Premium
Primary and secondary angiosarcoma of the breast: The Mayo Clinic experience
Author(s) -
Scow Jeffrey S.,
Reynolds Carol A.,
Degnim Amy C.,
Petersen Ivy A.,
Jakub James W.,
Boughey Judy C.
Publication year - 2010
Publication title -
journal of surgical oncology
Language(s) - English
Resource type - Journals
SCImago Journal Rank - 1.201
H-Index - 111
eISSN - 1096-9098
pISSN - 0022-4790
DOI - 10.1002/jso.21497
Subject(s) - angiosarcoma , medicine , hemangiosarcoma , malignancy , mastectomy , radiology , breast cancer , cancer , pathology
Background and Objectives Angiosarcoma of the breast can be divided into primary and secondary. The objective was to determine clinicopathologic factors associated with breast angiosarcoma and to compare primary versus secondary angiosarcoma. Methods Breast angiosarcoma cases at Mayo Clinic from 1960 to 2008 were identified. Clinicopathologic factors were reviewed. Characteristics of primary and secondary angiosarcoma were compared. Results Twenty‐seven cases of primary angiosarcoma and 14 cases of secondary angiosarcoma were identified. The median age of primary angiosarcoma patients was lower than that of secondary angiosarcoma—43 years versus 73 years ( P < 0.0001).
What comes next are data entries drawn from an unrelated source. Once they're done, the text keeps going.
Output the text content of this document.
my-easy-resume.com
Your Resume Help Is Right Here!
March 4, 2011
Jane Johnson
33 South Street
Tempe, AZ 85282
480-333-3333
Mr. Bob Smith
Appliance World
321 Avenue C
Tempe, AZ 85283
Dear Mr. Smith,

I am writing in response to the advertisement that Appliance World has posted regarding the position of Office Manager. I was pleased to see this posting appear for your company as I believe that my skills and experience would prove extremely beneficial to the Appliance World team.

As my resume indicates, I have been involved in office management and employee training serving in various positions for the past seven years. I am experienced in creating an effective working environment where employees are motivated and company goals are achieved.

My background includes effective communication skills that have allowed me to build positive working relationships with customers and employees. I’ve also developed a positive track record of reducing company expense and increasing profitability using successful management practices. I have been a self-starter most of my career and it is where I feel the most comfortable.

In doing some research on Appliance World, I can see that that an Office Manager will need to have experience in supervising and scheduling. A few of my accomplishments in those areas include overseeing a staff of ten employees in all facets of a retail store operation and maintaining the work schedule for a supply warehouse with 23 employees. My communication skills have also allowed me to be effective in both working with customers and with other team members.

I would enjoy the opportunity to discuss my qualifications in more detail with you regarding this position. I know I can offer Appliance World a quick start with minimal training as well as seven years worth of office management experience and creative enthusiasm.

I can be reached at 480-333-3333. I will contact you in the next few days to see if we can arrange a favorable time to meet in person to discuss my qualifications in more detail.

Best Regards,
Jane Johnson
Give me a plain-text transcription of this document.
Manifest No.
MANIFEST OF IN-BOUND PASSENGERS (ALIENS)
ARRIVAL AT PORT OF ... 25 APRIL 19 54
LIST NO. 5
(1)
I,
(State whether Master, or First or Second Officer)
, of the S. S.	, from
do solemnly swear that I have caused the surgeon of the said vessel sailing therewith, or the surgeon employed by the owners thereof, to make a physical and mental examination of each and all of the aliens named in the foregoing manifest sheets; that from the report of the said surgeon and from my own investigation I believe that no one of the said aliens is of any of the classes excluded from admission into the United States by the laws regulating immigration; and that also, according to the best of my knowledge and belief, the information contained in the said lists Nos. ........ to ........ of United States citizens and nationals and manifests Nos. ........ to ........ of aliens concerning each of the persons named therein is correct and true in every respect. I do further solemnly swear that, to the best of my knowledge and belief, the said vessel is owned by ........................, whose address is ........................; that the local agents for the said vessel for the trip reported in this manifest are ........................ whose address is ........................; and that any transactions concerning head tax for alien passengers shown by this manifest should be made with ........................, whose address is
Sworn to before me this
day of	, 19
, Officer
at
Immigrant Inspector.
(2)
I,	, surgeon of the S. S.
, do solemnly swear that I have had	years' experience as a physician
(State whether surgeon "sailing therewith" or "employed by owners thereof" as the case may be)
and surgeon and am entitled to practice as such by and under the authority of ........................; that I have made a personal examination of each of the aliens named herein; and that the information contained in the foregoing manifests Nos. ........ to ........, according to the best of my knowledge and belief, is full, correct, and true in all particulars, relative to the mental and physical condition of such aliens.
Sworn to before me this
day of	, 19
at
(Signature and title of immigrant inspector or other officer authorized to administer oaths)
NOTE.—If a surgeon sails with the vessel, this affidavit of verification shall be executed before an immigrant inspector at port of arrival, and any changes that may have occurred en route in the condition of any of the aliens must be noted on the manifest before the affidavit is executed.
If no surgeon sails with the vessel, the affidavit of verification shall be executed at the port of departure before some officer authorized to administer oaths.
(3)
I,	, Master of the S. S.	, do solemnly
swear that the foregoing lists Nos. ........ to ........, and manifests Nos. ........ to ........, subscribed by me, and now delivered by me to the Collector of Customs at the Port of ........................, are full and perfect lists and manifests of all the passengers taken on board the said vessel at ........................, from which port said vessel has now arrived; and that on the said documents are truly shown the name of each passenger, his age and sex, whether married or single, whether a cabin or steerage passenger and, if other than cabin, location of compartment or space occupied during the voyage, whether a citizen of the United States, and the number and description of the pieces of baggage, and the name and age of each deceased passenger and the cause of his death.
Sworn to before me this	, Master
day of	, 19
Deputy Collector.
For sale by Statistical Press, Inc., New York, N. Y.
Primary angiosarcoma more frequently presented with a mass, whereas secondary angiosarcoma presented with a rash ( P < 0.0001). Median time from radiation to secondary angiosarcoma diagnosis was 6.8 years. Median tumor size was 7.0 cm for primary angiosarcoma and 5.0 cm for secondary angiosarcoma ( P = 0.7). Tumors were high grade in 33% of primary angiosarcoma and 82% of secondary angiosarcoma ( P = 0.02). Five‐year survival for primary and secondary angiosarcoma was 46% and 69%, respectively ( P = 0.8). Conclusion Primary angiosarcoma occurs in younger patients than secondary and more frequently presents with a mass. Mastectomy is the mainstay of treatment for breast angiosarcoma. Breast angiosarcoma is a rare malignancy with poor long‐term prognosis. J. Surg. Oncol. 2010; 101:401–407. © 2010 Wiley‐Liss, Inc.